Bansal, Professor of Applied Chemistry and Environmental Science at Australia‘s Melbourne Institute of Technology, sought a solution. The easiest, obviously, is just to get more sun. But in doing so, he understood that the easiest solution often led to more problems, like skin cancer, wrinkles, and even cataracts.
“I was after a sensor that could tell me how long to spend in the sun to get enough vitamin D, but not damage myself with a potential skin cancer,” he told Discover Magazine.
Solutions, of course, already existed. These, though, are expensive, often lack portability, and need near-constant calibration.
So Bansal went to work. He and a team of researchers first created a special ink that monitors UV exposure. It’s made from phosphomolybdic acid. The ink starts invisible, but slowly turns color with UV exposure.

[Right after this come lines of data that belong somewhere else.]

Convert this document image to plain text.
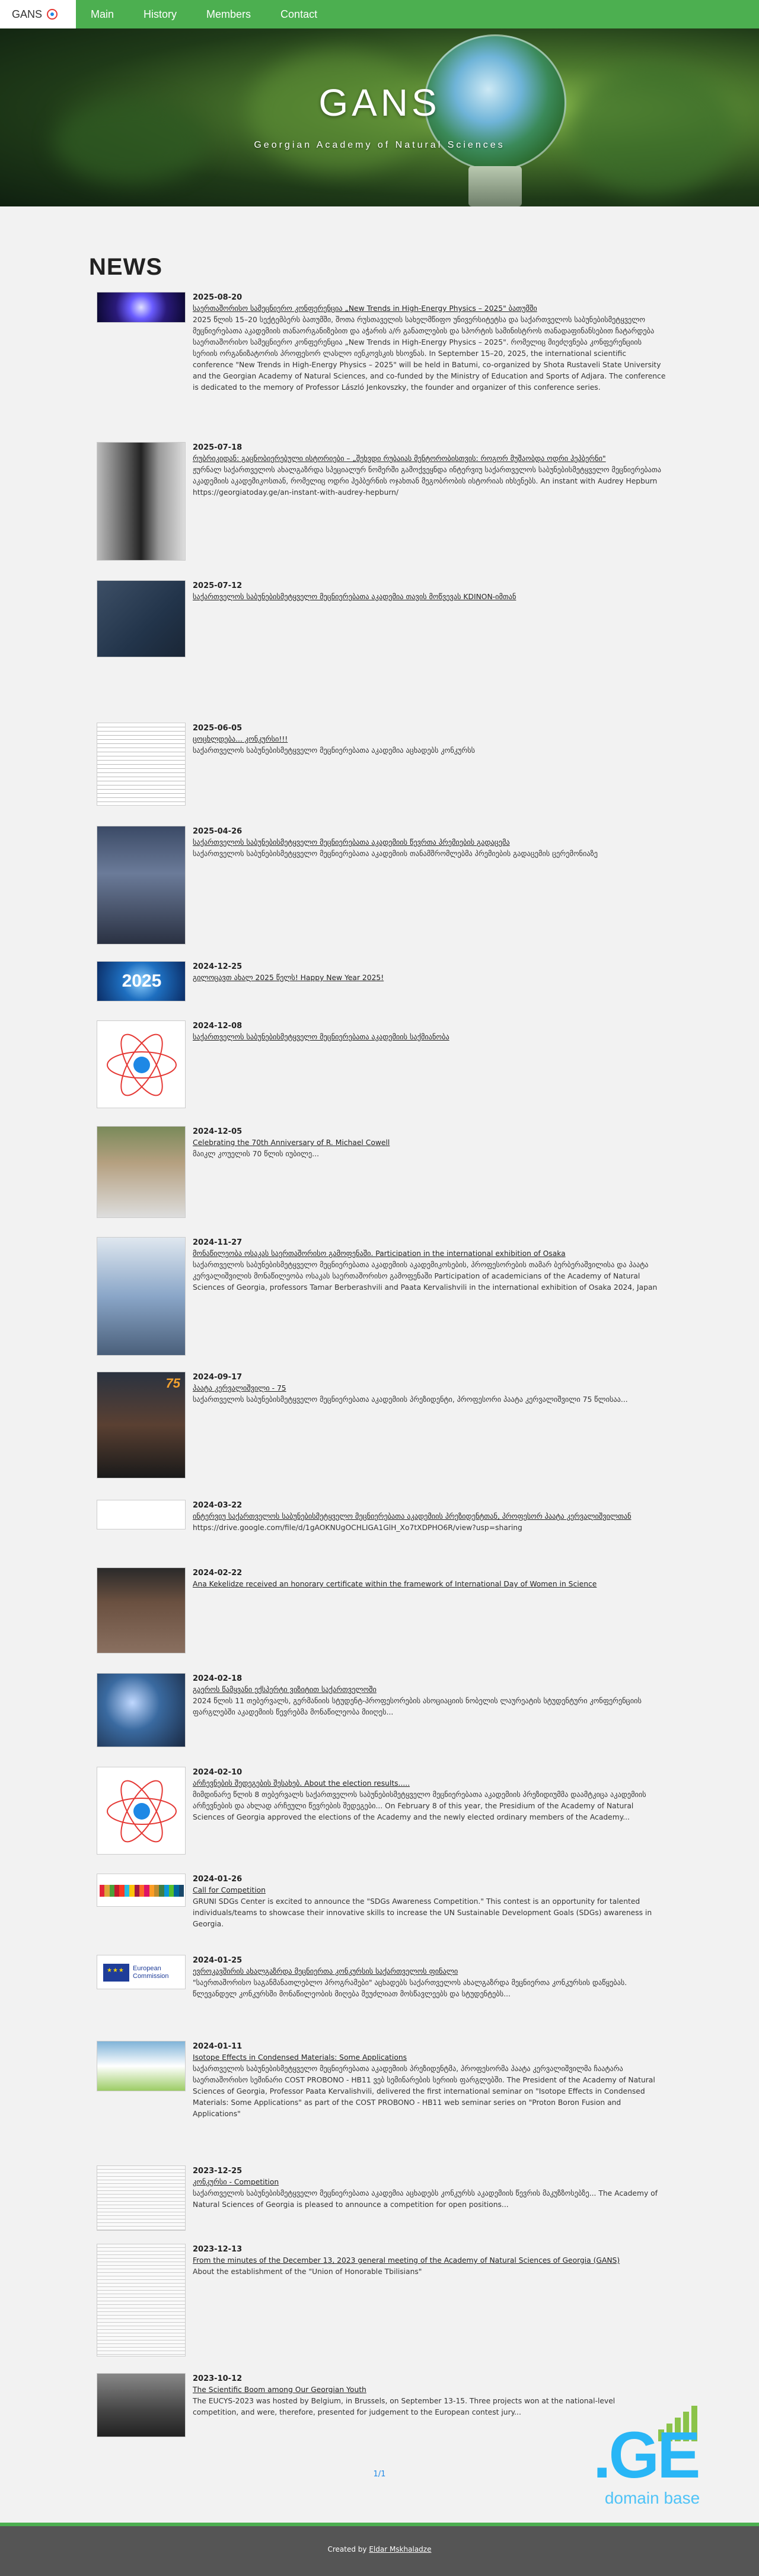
GANS	Main	History	Members	Contact
GANS
Georgian Academy of Natural Sciences
NEWS
2025-08-20
საერთაშორისო სამეცნიერო კონფერენცია „New Trends in High-Energy Physics – 2025" ბათუმში
2025 წლის 15–20 სექტემბერს ბათუმში, შოთა რუსთაველის სახელმწიფო უნივერსიტეტსა და საქართველოს საბუნებისმეტყველო მეცნიერებათა აკადემიის თანაორგანიზებით და აჭარის ა/რ განათლების და სპორტის სამინისტროს თანადაფინანსებით ჩატარდება საერთაშორისო სამეცნიერო კონფერენცია „New Trends in High-Energy Physics – 2025". რომელიც მიეძღვნება კონფერენციის სერიის ორგანიზატორის პროფესორ ლასლო იენკოვსკის ხსოვნას. In September 15–20, 2025, the international scientific conference "New Trends in High-Energy Physics – 2025" will be held in Batumi, co-organized by Shota Rustaveli State University and the Georgian Academy of Natural Sciences, and co-funded by the Ministry of Education and Sports of Adjara. The conference is dedicated to the memory of Professor László Jenkovszky, the founder and organizer of this conference series.
2025-07-18
რუბრიკიდან: გაცნობიერებული ისტორიები – „შეხვდი რუბაიას მენტორობისთვის: როგორ მუშაობდა ოდრი ჰეპბერნი"
ჟურნალ საქართველოს ახალგაზრდა სპეციალურ ნომერში გამოქვეყნდა ინტერვიუ საქართველოს საბუნებისმეტყველო მეცნიერებათა აკადემიის აკადემიკოსთან, რომელიც ოდრი ჰეპბერნის ოჯახთან მეგობრობის ისტორიას იხსენებს. An instant with Audrey Hepburn https://georgiatoday.ge/an-instant-with-audrey-hepburn/
2025-07-12
საქართველოს საბუნებისმეტყველო მეცნიერებათა აკადემია თავის მოწვევას KDINON-იმთან
2025-06-05
ცოცხლდება... კონკურსი!!!
საქართველოს საბუნებისმეტყველო მეცნიერებათა აკადემია აცხადებს კონკურსს
2025-04-26
საქართველოს საბუნებისმეტყველო მეცნიერებათა აკადემიის წევრთა პრემიების გადაცემა
საქართველოს საბუნებისმეტყველო მეცნიერებათა აკადემიის თანამშრომლებმა პრემიების გადაცემის ცერემონიაზე
2025
2024-12-25
გილოცავთ ახალ 2025 წელს! Happy New Year 2025!
2024-12-08
საქართველოს საბუნებისმეტყველო მეცნიერებათა აკადემიის საქმიანობა
2024-12-05
Celebrating the 70th Anniversary of R. Michael Cowell
მაიკლ კოუელის 70 წლის იუბილე...
2024-11-27
მონაწილეობა ოსაკას საერთაშორისო გამოფენაში. Participation in the international exhibition of Osaka
საქართველოს საბუნებისმეტყველო მეცნიერებათა აკადემიის აკადემიკოსების, პროფესორების თამარ ბერბერაშვილისა და პაატა კერვალიშვილის მონაწილეობა ოსაკას საერთაშორისო გამოფენაში Participation of academicians of the Academy of Natural Sciences of Georgia, professors Tamar Berberashvili and Paata Kervalishvili in the international exhibition of Osaka 2024, Japan
75 2024-09-17
პაატა კერვალიშვილი - 75
საქართველოს საბუნებისმეტყველო მეცნიერებათა აკადემიის პრეზიდენტი, პროფესორი პაატა კერვალიშვილი 75 წლისაა...
2024-03-22
ინტერვიუ საქართველოს საბუნებისმეტყველო მეცნიერებათა აკადემიის პრეზიდენტთან, პროფესორ პაატა კერვალიშვილთან
https://drive.google.com/file/d/1gAOKNUgOCHLIGA1GlH_Xo7tXDPHO6R/view?usp=sharing
2024-02-22
Ana Kekelidze received an honorary certificate within the framework of International Day of Women in Science
2024-02-18
გაეროს წამყვანი ექსპერტი ვიზიტით საქართველოში
2024 წლის 11 თებერვალს, გერმანიის სტუდენტ-პროფესორების ასოციაციის ნობელის ლაურეატის სტუდენტური კონფერენციის ფარგლებში აკადემიის წევრებმა მონაწილეობა მიიღეს...
2024-02-10
არჩევნების შედეგების შესახებ. About the election results.....
მიმდინარე წლის 8 თებერვალს საქართველოს საბუნებისმეტყველო მეცნიერებათა აკადემიის პრეზიდიუმმა დაამტკიცა აკადემიის არჩევნების და ახლად არჩეული წევრების შედეგები... On February 8 of this year, the Presidium of the Academy of Natural Sciences of Georgia approved the elections of the Academy and the newly elected ordinary members of the Academy...
2024-01-26
Call for Competition
GRUNI SDGs Center is excited to announce the "SDGs Awareness Competition." This contest is an opportunity for talented individuals/teams to showcase their innovative skills to increase the UN Sustainable Development Goals (SDGs) awareness in Georgia.
★★★
European Commission
2024-01-25
ევროკავშირის ახალგაზრდა მეცნიერთა კონკურსის საქართველოს ფინალი
"საერთაშორისო საგანმანათლებლო პროგრამები" აცხადებს საქართველოს ახალგაზრდა მეცნიერთა კონკურსის დაწყებას. წლევანდელ კონკურსში მონაწილეობის მიღება შეუძლიათ მოსწავლეებს და სტუდენტებს...
2024-01-11
Isotope Effects in Condensed Materials: Some Applications
საქართველოს საბუნებისმეტყველო მეცნიერებათა აკადემიის პრეზიდენტმა, პროფესორმა პაატა კერვალიშვილმა ჩაატარა საერთაშორისო სემინარი COST PROBONO - HB11 ვებ სემინარების სერიის ფარგლებში. The President of the Academy of Natural Sciences of Georgia, Professor Paata Kervalishvili, delivered the first international seminar on "Isotope Effects in Condensed Materials: Some Applications" as part of the COST PROBONO - HB11 web seminar series on "Proton Boron Fusion and Applications"
2023-12-25
კონკურსი - Competition
საქართველოს საბუნებისმეტყველო მეცნიერებათა აკადემია აცხადებს კონკურსს აკადემიის წევრის მაკუზზოსებზე... The Academy of Natural Sciences of Georgia is pleased to announce a competition for open positions...
2023-12-13
From the minutes of the December 13, 2023 general meeting of the Academy of Natural Sciences of Georgia (GANS)
About the establishment of the "Union of Honorable Tbilisians"
2023-10-12
The Scientific Boom among Our Georgian Youth
The EUCYS-2023 was hosted by Belgium, in Brussels, on September 13-15. Three projects won at the national-level competition, and were, therefore, presented for judgement to the European contest jury...
1/1	.GE
domain base
Created by Eldar Mskhaladze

UVA turns the ink a light, gray-blue.
From there, Bansal’s research team then set out to create a cheap UV sensor. Their solution, though crude, works. The team loaded an everyday fountain pen with their newly developed ink. They then drew faces on a circular piece of paper ranging from happy to sad. With prolonged exposure to UV rays, the ink gets darker, thus highlighting the face on the paper. Too much exposure darkens all the faces, including the sad face on the end.
The goal, obviously, is to leave the sun — or cover up with additional clothing or sunscreen — once you’ve reached the desired level of sun exposure for the day.
It’s a bit rough in its current stages, but the disposal sensors will be streamlined and perfected over time. “We can print our ink on any paper-like surface to produce cheap wearable sensors in the form of wrist-bands, head bands, or stickers, for example,” Bansal said.
When ready for mass production, the sensors will only cost around $1, Bansal estimates.